La secundaria de los Seahawks cerró espacios, borró receptores y obligó a Maye a prolongar jugadas que terminaban, casi siempre, en golpes detrás de la línea. Con el paso de los minutos, el dominio se volvió físico y mental. La línea defensiva ganó duelos, los apoyadores llegaron a tiempo y la presión se convirtió en un mensaje claro: el trofeo no iba a salir de Seattle.

El golpe definitivo llegó cuando la defensiva coronó su exhibición con una anotación que terminó de romper el ánimo de los Patriots. El estadio explotó, la banca de los Seahawks se encendió y el partido tomó rumbo irreversible. Lo que ya era una ventaja cómoda se transformó en una sentencia.

En ofensiva, Seattle no necesitó fuegos artificiales. Con un juego aéreo intermitente, el peso del ataque recayó en Kenneth Walker III, quien se adueñó del ritmo del partido con carreras pacientes y explosivas. El corredor encontró huecos, castigó por fuera y mantuvo a la defensiva rival en el campo durante lapsos prolongados. Cada avance por tierra era una forma de desgastar, de enfriar cualquier intento de reacción del rival y de acercar a los Seahawks al título.

Mientras tanto, la defensiva de los Patriots resistió lo que pudo. En la primera mitad logró mantener el marcador apretado, forzando errores y presionando al mariscal de campo rival.
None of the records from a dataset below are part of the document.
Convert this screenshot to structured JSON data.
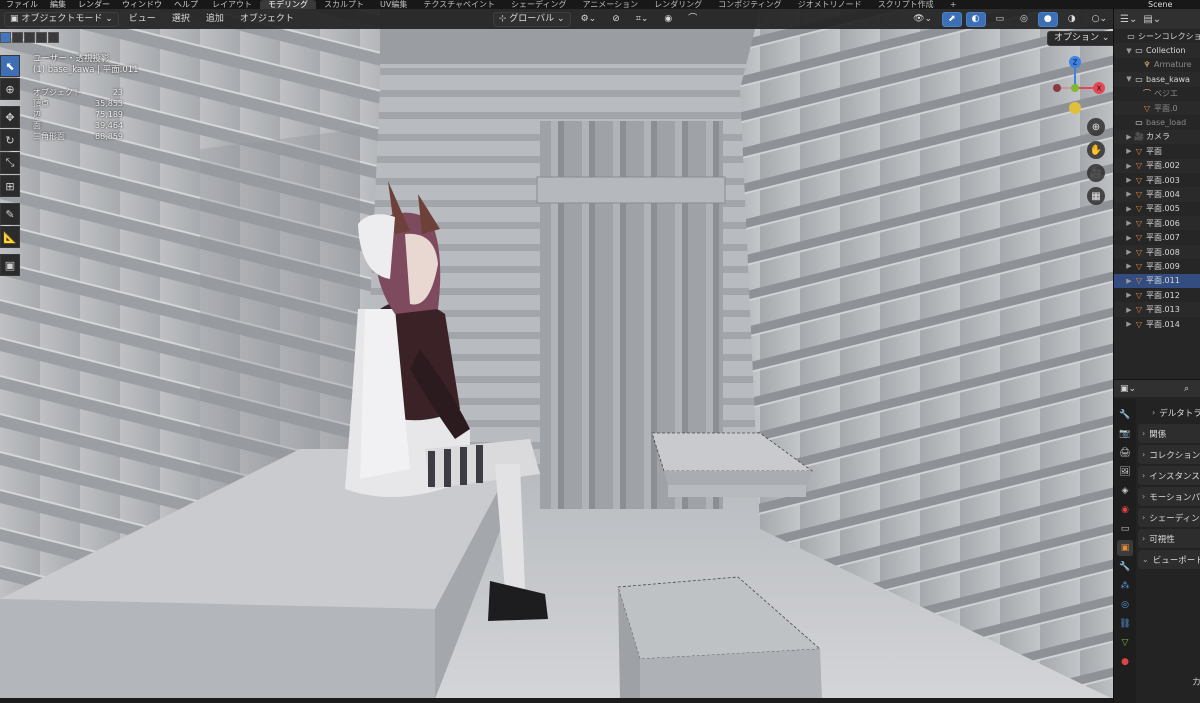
{
  "menubar": {
    "menus": [
      "ファイル",
      "編集",
      "レンダー",
      "ウィンドウ",
      "ヘルプ"
    ],
    "workspaces": [
      "レイアウト",
      "モデリング",
      "スカルプト",
      "UV編集",
      "テクスチャペイント",
      "シェーディング",
      "アニメーション",
      "レンダリング",
      "コンポジティング",
      "ジオメトリノード",
      "スクリプト作成"
    ],
    "active_workspace": "モデリング",
    "add_workspace": "+",
    "scene": "Scene"
  },
  "viewport_header": {
    "mode": "オブジェクトモード",
    "menus": [
      "ビュー",
      "選択",
      "追加",
      "オブジェクト"
    ],
    "transform_orientation": "グローバル",
    "options": "オプション"
  },
  "viewport_info": {
    "view_name": "ユーザー・透視投影",
    "object_line": "(1) base_kawa | 平面.011",
    "stats": [
      {
        "label": "オブジェクト",
        "value": "23"
      },
      {
        "label": "頂点",
        "value": "35,853"
      },
      {
        "label": "辺",
        "value": "75,189"
      },
      {
        "label": "面",
        "value": "39,464"
      },
      {
        "label": "三角形面",
        "value": "68,859"
      }
    ]
  },
  "gizmo": {
    "x": "X",
    "y": "Y",
    "z": "Z",
    "x_color": "#e54754",
    "y_color": "#7fb92e",
    "z_color": "#3f82e6"
  },
  "outliner": {
    "title": "シーンコレクション",
    "rows": [
      {
        "label": "シーンコレクション",
        "icon": "collection-icon",
        "indent": 0,
        "arrow": ""
      },
      {
        "label": "Collection",
        "icon": "collection-icon",
        "indent": 1,
        "arrow": "▼"
      },
      {
        "label": "Armature",
        "icon": "armature-icon",
        "indent": 2,
        "arrow": "",
        "dim": true
      },
      {
        "label": "base_kawa",
        "icon": "collection-icon",
        "indent": 1,
        "arrow": "▼"
      },
      {
        "label": "ベジエ",
        "icon": "curve-icon",
        "indent": 2,
        "arrow": "",
        "dim": true
      },
      {
        "label": "平面.0",
        "icon": "mesh-icon",
        "indent": 2,
        "arrow": "",
        "dim": true
      },
      {
        "label": "base_load",
        "icon": "collection-icon",
        "indent": 1,
        "arrow": "",
        "dim": true
      },
      {
        "label": "カメラ",
        "icon": "camera-icon",
        "indent": 1,
        "arrow": "▶"
      },
      {
        "label": "平面",
        "icon": "mesh-icon",
        "indent": 1,
        "arrow": "▶"
      },
      {
        "label": "平面.002",
        "icon": "mesh-icon",
        "indent": 1,
        "arrow": "▶"
      },
      {
        "label": "平面.003",
        "icon": "mesh-icon",
        "indent": 1,
        "arrow": "▶"
      },
      {
        "label": "平面.004",
        "icon": "mesh-icon",
        "indent": 1,
        "arrow": "▶"
      },
      {
        "label": "平面.005",
        "icon": "mesh-icon",
        "indent": 1,
        "arrow": "▶"
      },
      {
        "label": "平面.006",
        "icon": "mesh-icon",
        "indent": 1,
        "arrow": "▶"
      },
      {
        "label": "平面.007",
        "icon": "mesh-icon",
        "indent": 1,
        "arrow": "▶"
      },
      {
        "label": "平面.008",
        "icon": "mesh-icon",
        "indent": 1,
        "arrow": "▶"
      },
      {
        "label": "平面.009",
        "icon": "mesh-icon",
        "indent": 1,
        "arrow": "▶"
      },
      {
        "label": "平面.011",
        "icon": "mesh-icon",
        "indent": 1,
        "arrow": "▶",
        "selected": true
      },
      {
        "label": "平面.012",
        "icon": "mesh-icon",
        "indent": 1,
        "arrow": "▶"
      },
      {
        "label": "平面.013",
        "icon": "mesh-icon",
        "indent": 1,
        "arrow": "▶"
      },
      {
        "label": "平面.014",
        "icon": "mesh-icon",
        "indent": 1,
        "arrow": "▶"
      }
    ]
  },
  "properties": {
    "sections": [
      {
        "label": "デルタトランスフォーム",
        "sub": true
      },
      {
        "label": "関係"
      },
      {
        "label": "コレクション"
      },
      {
        "label": "インスタンス化"
      },
      {
        "label": "モーションパス"
      },
      {
        "label": "シェーディング"
      },
      {
        "label": "可視性"
      },
      {
        "label": "ビューポート表示",
        "open": true
      }
    ],
    "bottom_label": "カ"
  },
  "colors": {
    "accent": "#3f6fb3",
    "selected_row": "#334d80",
    "mesh_icon": "#e48a3a"
  }
}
Hubo jugadas oportunas en cobertura y golpes a tiempo que evitaron que el juego se rompiera antes del descanso. Sin embargo, el problema estaba del otro lado del balón: la ofensiva de Nueva Inglaterra no respondió. Las series se esfumaron rápido, los primeros y dieces fueron escasos y el equipo se quedó sin oxígeno conforme avanzó el encuentro.

El desenlace terminó de escribirse en el último cuarto. Con el rival ya contra las cuerdas, Seattle administró el reloj, sumó puntos con el pie de Jason Myers y cerró la noche con autoridad. El pateador fue un factor constante, capitalizando cada oportunidad y convirtiéndose en una pieza clave en un duelo donde cada posesión contaba.

Cuando sonó el silbatazo final, el mensaje fue contundente: Seattle no ganó por un destello, sino por imponer su identidad en las tres fases del juego. Defensa dominante, ataque terrestre paciente y equipos especiales eficientes. El Lombardi volvió a teñirse de azul y verde en una noche que confirmó que el campeonato se gana con carácter, colmillo y, sobre todo, con una defensa que sabe convertir la presión en gloria.